A large part of the sale price will be used to repay the debts of Novator, the investment company of Icelandic tycoon Björgólfur Thor Björgólfsson, to Deutsche Bank, Landsbanki, Straumur Investment Bank and Glitnir Bank, Morgunblaðið reports.
Tens of billions of ISK will go to the Icelandic banks following the sale, as revealed in a statement from Novator issued yesterday evening.
The agreement involves that Novator acquire a share in the merger of Actavis and Watson. Its size will depend on Actavis’s returns and will not be redeemable until 2015 at the earliest. According to Novator, its value cannot be estimated at this stage.

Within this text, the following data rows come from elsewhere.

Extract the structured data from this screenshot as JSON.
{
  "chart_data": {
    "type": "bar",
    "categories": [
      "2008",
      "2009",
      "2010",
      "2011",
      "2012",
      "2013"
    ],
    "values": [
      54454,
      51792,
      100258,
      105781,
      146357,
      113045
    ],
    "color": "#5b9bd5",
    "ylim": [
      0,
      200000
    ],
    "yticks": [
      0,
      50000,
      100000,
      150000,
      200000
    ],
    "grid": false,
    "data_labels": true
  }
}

Current shareholders in Actavis will obtain a total of 5.5 million shares in Watson next year, provided plans on Actavis can be realized. Their combined worth is estimated at EUR 250 million (ISK 40 billion, USD 331 million).
Novator would acquire a share of that amount—Björgólfur’s share could be up to ISK 6 billion (USD 48 million, EUR 36 million)—the largest part of which would go to the banks.
After the acquisition the merged company will be the third largest generic pharmaceutical company in the world, employing approximately 17,000 people in around 20 factories and 12 research and development centers around the globe.
The merged company’s expected combined earnings this year are USD 8 billion (ISK 960 billion, EUR 6 billion).
The acquisition depends on various conditions, among other items inspection by American competition authorities.